ASIL DARBEYİ ABD'YE VURDU
Anayasada yaptığı değişiklikler sayesinde ülkedeki birçok şirketi devletleştiren Correa, en büyük darbeyi ise ABD'ye indirdi. İçerde önemli reformlara imza atan Devlet Başkanı Rafael Correa, ABD'nin Güney Amerika'daki tek askeri üssü olan Manta'yı kapattı. WikiLeaks'in yayınladığı gizli ABD Dışişleri Bakanlığı belgelerinde Ekvador'daki ABD Büyükelçisi Heather Hodges, Correa hükümetini eleştirerek, ülkenin rüşvet batağında olduğunu Washington'a defalarca bildirmişti. Correa, ABD Büyükelçisi Hodges'tan bu konuda bir açıklama istedi. Aldığı cevaplardan tatmin olmayan Correa, ABD Büyükelçisi Heather Hodges'ı Amerika'daki Neo-Con'ların temsilcisi ilan ederek, sınır dışı etti.
CHAVEZ'E HAYRANLIĞINI GİZLEMEDİ
Hugo Chavez'e olan hayranlığını gizlemeyen Rafael Correa, ABD'nin beşinci büyük petrol şirketi Occidental Petroleum'un Ekvador'daki antlaşmalarını iptal etti. PetroEcuador'la kurduğu ortaklık sayesinde bu ülkedeki en büyük petrol ihracatçısı konumunda bulunan Occidental Petroleum'un hisselerine el koyarak, devletleştiren Correa Washington'ın hoşuna gitmeyen önemli bir adım daha attı. PetroEcuador'un Venezuella'nın kamuya ait petrol ve yatırım şirketi PDVSA'yla bir dizi ortaklık anlaşmalarına imza atmasını sağladı. 2009 yılında yeniden devlet başkanlığına seçilen Correa, ülkesinden kaçan Batılı yatırımcının yerini de Çin ve Rus yatırımcılarla doldurdu. Ekvador, Çin'in, Güney Amerika'da en fazla doğrudan yatırım yaptığı ülke konumuna geldi.
NAFTA'YA KARŞI ALBA
Ekvador Devlet Başkanı Rafael Correa’nın yaptığı en önemli hamlelerden biri de ABD’nin kontrolündeki NAFTA’ya katılmayı reddetmesi oldu. Correa, Venezuela Devlet Başkanı Hugo Chavez tarafından geliştirilmeye çalışılan ABD karşıtı Latin Amerika bloğunun (ALBA-Latin Amerika için Bolivarcı İttifak) aktif üyelerinden olmak için çaba harcıyor.

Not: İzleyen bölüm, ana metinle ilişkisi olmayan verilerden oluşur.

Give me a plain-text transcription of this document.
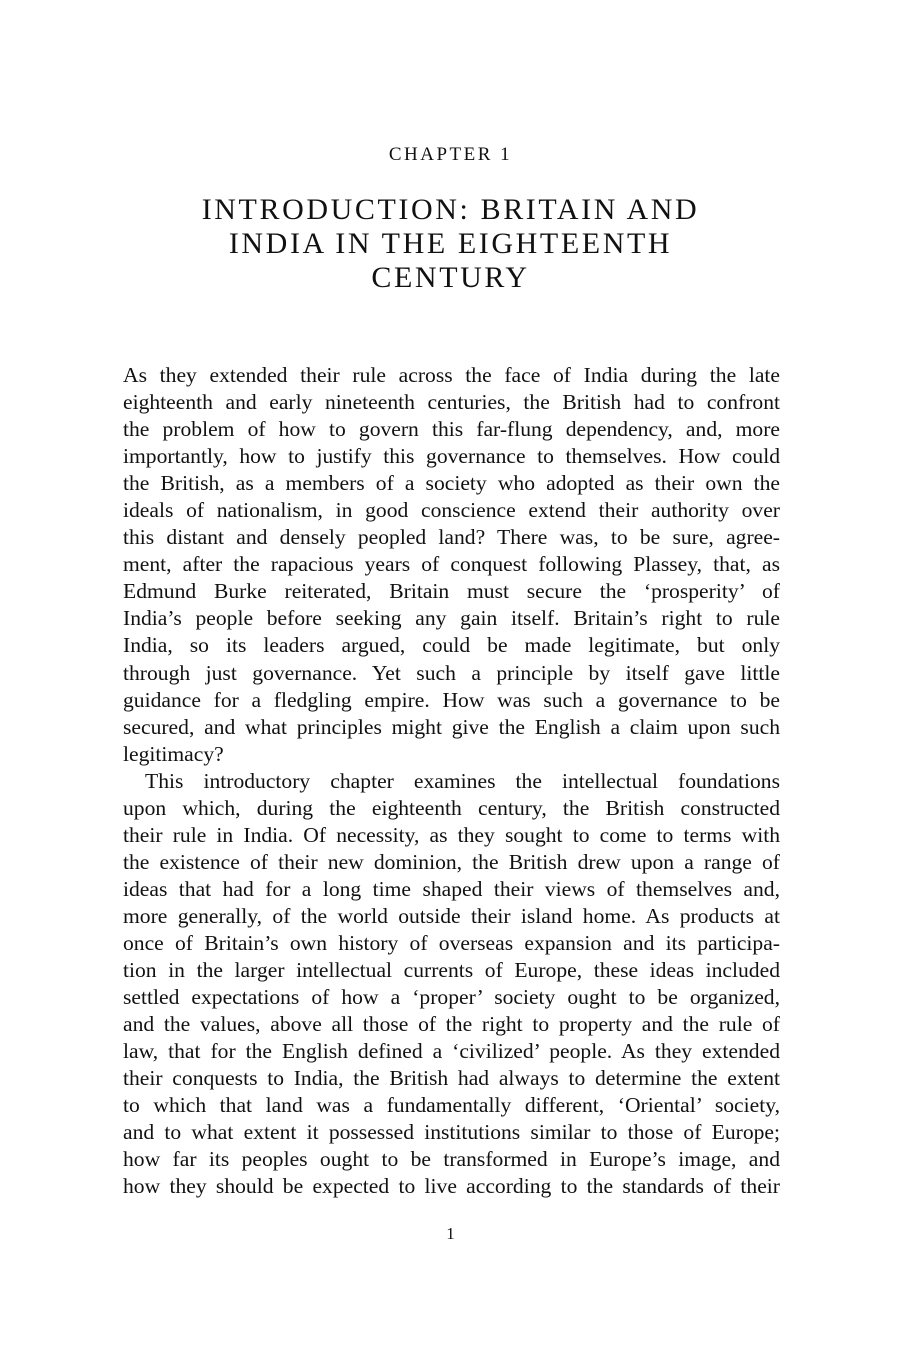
CHAPTER 1
INTRODUCTION: BRITAIN AND
INDIA IN THE EIGHTEENTH
CENTURY
As they extended their rule across the face of India during the late
eighteenth and early nineteenth centuries, the British had to confront
the problem of how to govern this far-flung dependency, and, more
importantly, how to justify this governance to themselves. How could
the British, as a members of a society who adopted as their own the
ideals of nationalism, in good conscience extend their authority over
this distant and densely peopled land? There was, to be sure, agree-
ment, after the rapacious years of conquest following Plassey, that, as
Edmund Burke reiterated, Britain must secure the ‘prosperity’ of
India’s people before seeking any gain itself. Britain’s right to rule
India, so its leaders argued, could be made legitimate, but only
through just governance. Yet such a principle by itself gave little
guidance for a fledgling empire. How was such a governance to be
secured, and what principles might give the English a claim upon such
legitimacy?
This introductory chapter examines the intellectual foundations
upon which, during the eighteenth century, the British constructed
their rule in India. Of necessity, as they sought to come to terms with
the existence of their new dominion, the British drew upon a range of
ideas that had for a long time shaped their views of themselves and,
more generally, of the world outside their island home. As products at
once of Britain’s own history of overseas expansion and its participa-
tion in the larger intellectual currents of Europe, these ideas included
settled expectations of how a ‘proper’ society ought to be organized,
and the values, above all those of the right to property and the rule of
law, that for the English defined a ‘civilized’ people. As they extended
their conquests to India, the British had always to determine the extent
to which that land was a fundamentally different, ‘Oriental’ society,
and to what extent it possessed institutions similar to those of Europe;
how far its peoples ought to be transformed in Europe’s image, and
how they should be expected to live according to the standards of their
1
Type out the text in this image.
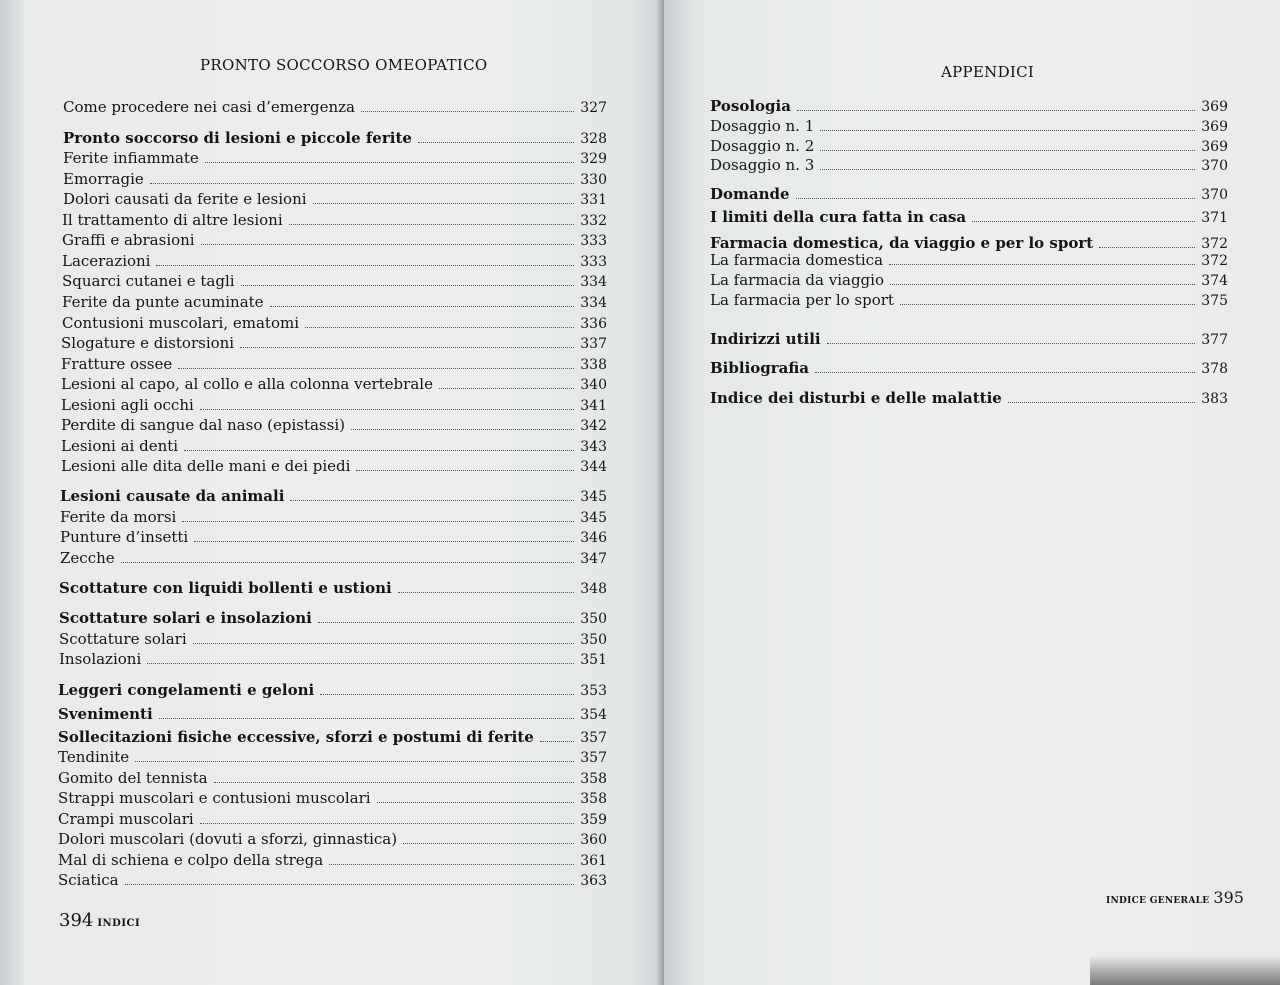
PRONTO SOCCORSO OMEOPATICO
Come procedere nei casi d’emergenza	327
Pronto soccorso di lesioni e piccole ferite	328
Ferite infiammate	329
Emorragie	330
Dolori causati da ferite e lesioni	331
Il trattamento di altre lesioni	332
Graffi e abrasioni	333
Lacerazioni	333
Squarci cutanei e tagli	334
Ferite da punte acuminate	334
Contusioni muscolari, ematomi	336
Slogature e distorsioni	337
Fratture ossee	338
Lesioni al capo, al collo e alla colonna vertebrale	340
Lesioni agli occhi	341
Perdite di sangue dal naso (epistassi)	342
Lesioni ai denti	343
Lesioni alle dita delle mani e dei piedi	344
Lesioni causate da animali	345
Ferite da morsi	345
Punture d’insetti	346
Zecche	347
Scottature con liquidi bollenti e ustioni	348
Scottature solari e insolazioni	350
Scottature solari	350
Insolazioni	351
Leggeri congelamenti e geloni	353
Svenimenti	354
Sollecitazioni fisiche eccessive, sforzi e postumi di ferite	357
Tendinite	357
Gomito del tennista	358
Strappi muscolari e contusioni muscolari	358
Crampi muscolari	359
Dolori muscolari (dovuti a sforzi, ginnastica)	360
Mal di schiena e colpo della strega	361
Sciatica	363
394 INDICI
APPENDICI
Posologia	369
Dosaggio n. 1	369
Dosaggio n. 2	369
Dosaggio n. 3	370
Domande	370
I limiti della cura fatta in casa	371
Farmacia domestica, da viaggio e per lo sport	372
La farmacia domestica	372
La farmacia da viaggio	374
La farmacia per lo sport	375
Indirizzi utili	377
Bibliografia	378
Indice dei disturbi e delle malattie	383
INDICE GENERALE 395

TÜRKİYE'Yİ ZİYARET EDEN İLK BAŞKAN
Belçika'de master eğitimi aldığı sırada Anne Malherbe ile tanışarak evlenen Rafael Correa'nın üç çocuğu var. Genç yaşından dolayı dinamik bir yaşama sahip olan Correa, Türkiye'yi ziyaret eden ilk Ekvador devlet başkanı olma unvanına da sahip oldu. Bu yıl başında Türkiye'yi ziyaret eden Rafael Correa, Cumhurbaşkanı Abdullah Gül'le çeşitli temaslarda bulundu. Correa'nın Türkiye ziyareti ise, Türk basınında fazla yer bulmadı. Sadece Dışişleri Bakanı Ahmet Davutoğlu ile Ekvador Dışişleri Bakanı Ricardo Patino'nun birlikte seslendirdikleri "Bessame Mucho" şarkısı bazı gazetelerin magazin sayfalarını süsledi.